The Office of the National Counterintelligence Executive (ONCIX)…Annual Report to Congress on Foreign Economic Collection and Industrial Espionage and the American Society for Industrial Security’s Trends In Proprietary Information Loss Survey, and SANS Institutes’ Study on Cyber Espionage, just to site a few, routinely convey that ‘the U.S. is persistently threatened by – at risk of theft of their proprietary economic information and critical technologies.
ONCIX’ Annual Reports consistently note that risks, i.e., misappropriation, infringement of sensitive – proprietary business information and advanced innovation to U.S. companies rise annually and asymmetrically. A not insignificant contributor to these rises lies with economic and competitive advantage adversaries and even allies. There is evidence their respective agencies have indeed shifted their espionage resources-spending away from the conventional national security and military hardware to economic and commercial targets. This translates as the assets being sought are not simply technological data but most all forms-categories of intangible assets, which can, when developed-commercialized effectively, deliver lucrative economic and competitive advantages globally.
Contrary to some company’s perceptions…leading-edge innovations and technological knowhow (intangible assets) are not the only assets being targeted by adversaries. (ONCIX Annual Report to The President on Economic Espionage). Obviously, company’s plans, intentions, and capabilities are of interest to competitors and economic adversaries alike because the perspectives-insights gleaned can be used to undermine the targeted company’s competitive advantages, erode its profitability, and stifle momentum for its projects and initiatives.
As these realities become more routine action items on company management leadership and board agendas…they may be less inclined to summarily dismiss the benefits of adopting a more strategic view about protecting, preserving, and monitoring the value of their intangible assets.
Questions which many U.S. company’s should be asking themselves…according to by Christopher Burgess on December 21, 2017…
• Is this company developing – products product and/or services that would be useful to particular-countries and the global (sophisticated, inter-locking) economic espionage processes at work?
• Who are this companies primary competitors?
• Does this company make widgets for and/or provide a service used in any country’s defense industrial sector?
• Has any country or company announced a strategic plan to make ultra-large investments in products, technologies, and/or services comparable to those your company is engaged in R&D and/or already delivering?

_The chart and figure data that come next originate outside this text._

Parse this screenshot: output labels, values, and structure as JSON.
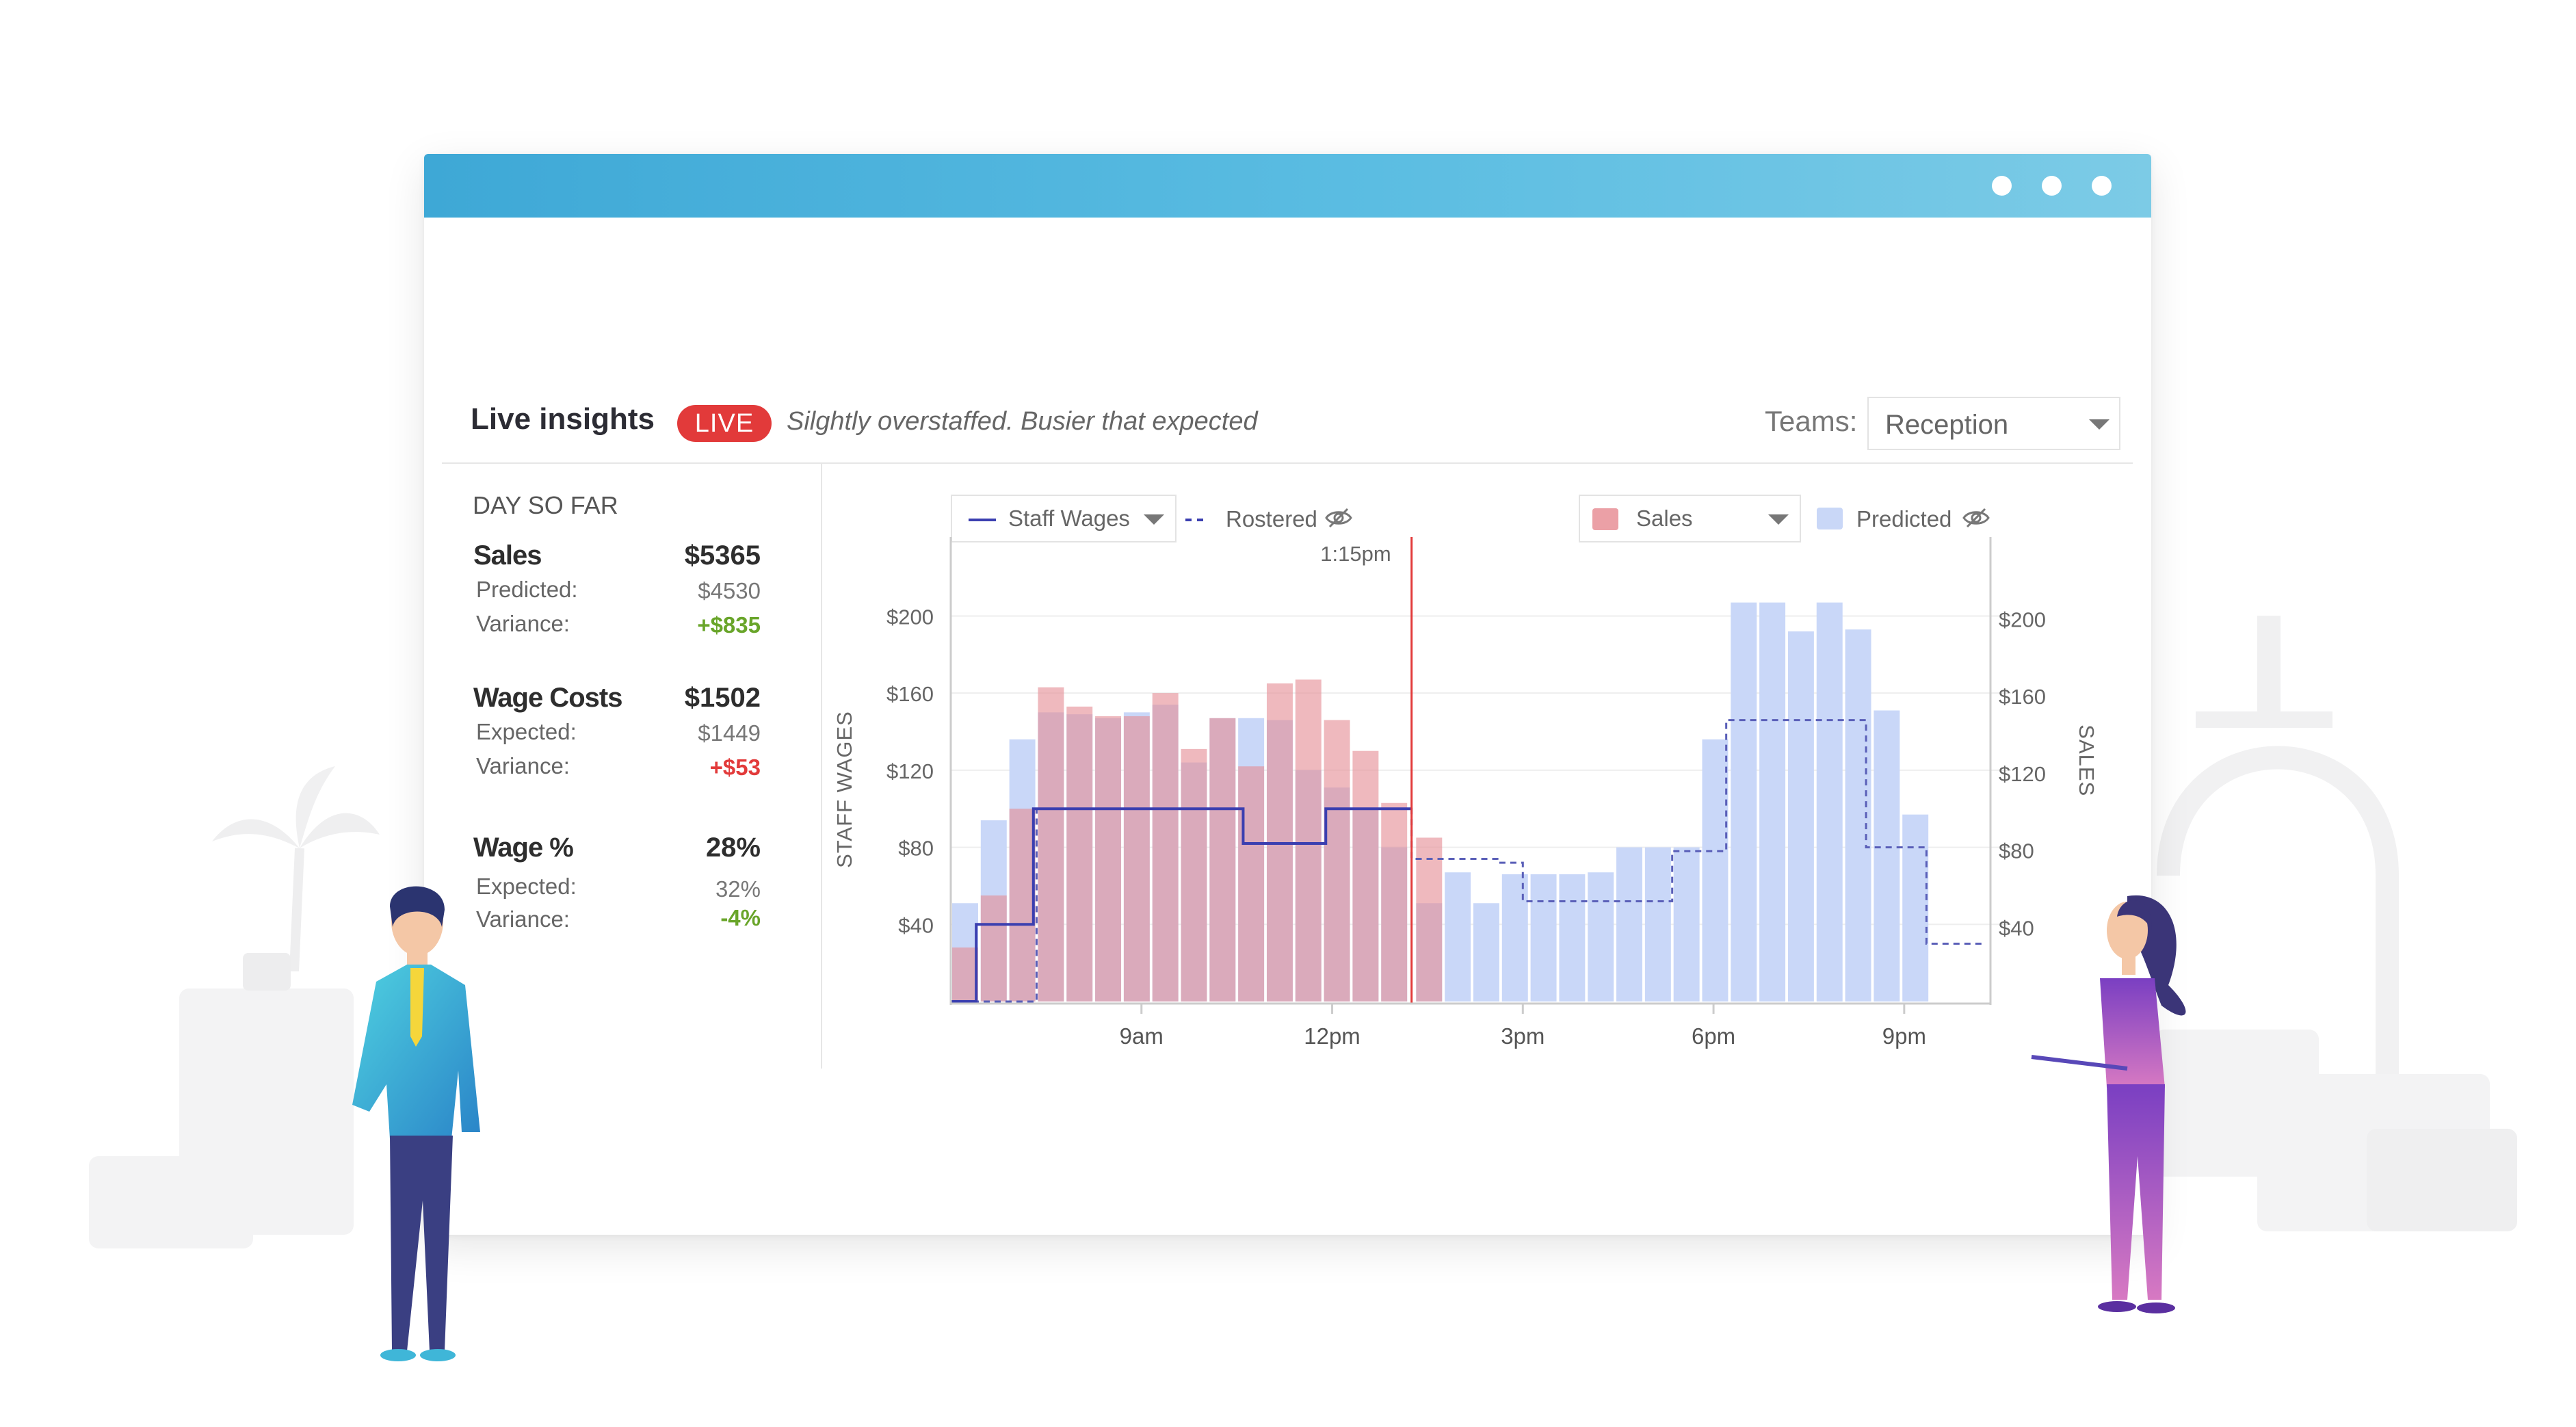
{
  "window": {
    "titlebar_color": "#4bb2dc",
    "controls": [
      "dot",
      "dot",
      "dot"
    ]
  },
  "header": {
    "title": "Live insights",
    "live_badge": "LIVE",
    "message": "Silghtly overstaffed. Busier that expected",
    "teams_label": "Teams:",
    "teams_value": "Reception"
  },
  "summary": {
    "heading": "DAY SO FAR",
    "sales": {
      "label": "Sales",
      "value": "$5365",
      "rows": [
        {
          "label": "Predicted:",
          "value": "$4530"
        },
        {
          "label": "Variance:",
          "value": "+$835"
        }
      ]
    },
    "wages": {
      "label": "Wage Costs",
      "value": "$1502",
      "rows": [
        {
          "label": "Expected:",
          "value": "$1449"
        },
        {
          "label": "Variance:",
          "value": "+$53"
        }
      ]
    },
    "wage_pct": {
      "label": "Wage %",
      "value": "28%",
      "rows": [
        {
          "label": "Expected:",
          "value": "32%"
        },
        {
          "label": "Variance:",
          "value": "-4%"
        }
      ]
    }
  },
  "legend": {
    "staff_wages": "Staff Wages",
    "rostered": "Rostered",
    "sales": "Sales",
    "predicted": "Predicted",
    "staff_wages_color": "#3b3fb0",
    "sales_color": "#eba0a6",
    "predicted_color": "#c9d7f7"
  },
  "chart_data": {
    "type": "bar",
    "now_label": "1:15pm",
    "now_hour": 13.25,
    "ylabel": "STAFF WAGES",
    "y2label": "SALES",
    "left_ticks": [
      "$40",
      "$80",
      "$120",
      "$160",
      "$200"
    ],
    "right_ticks": [
      "$40",
      "$80",
      "$120",
      "$160",
      "$200"
    ],
    "x_ticks": [
      "9am",
      "12pm",
      "3pm",
      "6pm",
      "9pm"
    ],
    "x_tick_hours": [
      9,
      12,
      15,
      18,
      21
    ],
    "ylim": [
      0,
      225
    ],
    "x_range_hours": [
      6,
      22.25
    ],
    "bar_start_hours": [
      6,
      6.45,
      6.9,
      7.35,
      7.8,
      8.25,
      8.7,
      9.15,
      9.6,
      10.05,
      10.5,
      10.95,
      11.4,
      11.85,
      12.3,
      12.75,
      13.3,
      13.75,
      14.2,
      14.65,
      15.1,
      15.55,
      16.0,
      16.45,
      16.9,
      17.35,
      17.8,
      18.25,
      18.7,
      19.15,
      19.6,
      20.05,
      20.5,
      20.95,
      21.4,
      21.85
    ],
    "bar_width_hours": 0.43,
    "series": [
      {
        "name": "Predicted",
        "values": [
          51,
          94,
          136,
          150,
          149,
          147,
          150,
          154,
          124,
          147,
          147,
          146,
          120,
          111,
          100,
          80,
          51,
          67,
          51,
          66,
          66,
          66,
          67,
          80,
          80,
          80,
          136,
          207,
          207,
          192,
          207,
          193,
          151,
          97,
          0,
          0
        ]
      },
      {
        "name": "Sales",
        "values": [
          28,
          55,
          100,
          163,
          153,
          148,
          148,
          160,
          131,
          147,
          122,
          165,
          167,
          146,
          130,
          103,
          85,
          0,
          0,
          0,
          0,
          0,
          0,
          0,
          0,
          0,
          0,
          0,
          0,
          0,
          0,
          0,
          0,
          0,
          0,
          0
        ]
      },
      {
        "name": "Staff Wages",
        "step_hours": [
          6,
          6.4,
          7.3,
          10.6,
          11.9,
          13.25
        ],
        "step_values": [
          0,
          40,
          100,
          82,
          100,
          100
        ]
      },
      {
        "name": "Rostered",
        "step_hours": [
          6,
          7.35,
          10.6,
          11.9,
          13.25,
          14.6,
          15.0,
          17.35,
          18.2,
          20.4,
          21.35,
          22.15,
          22.25
        ],
        "step_values": [
          0,
          100,
          82,
          100,
          74,
          72,
          52,
          78,
          146,
          80,
          30,
          30,
          30
        ]
      }
    ]
  }
}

Answer “yes” to any of these, and other relevant questions, and company leadership would find it prudent to recognize one way to such maximize investment dollars, is to reduce R&D costs. Doing so by economic and competitive advantage adversaries may translate to acquiring existing – comparable technologies already belonging to – being used by others. Already registered patents, in such circumstances are often merely regarded as a modest hurdle or wholly dismissed as representing any sort of impediment to achieving their objective. This can occur through licensing, joint ventures, collaborations, or economic espionage.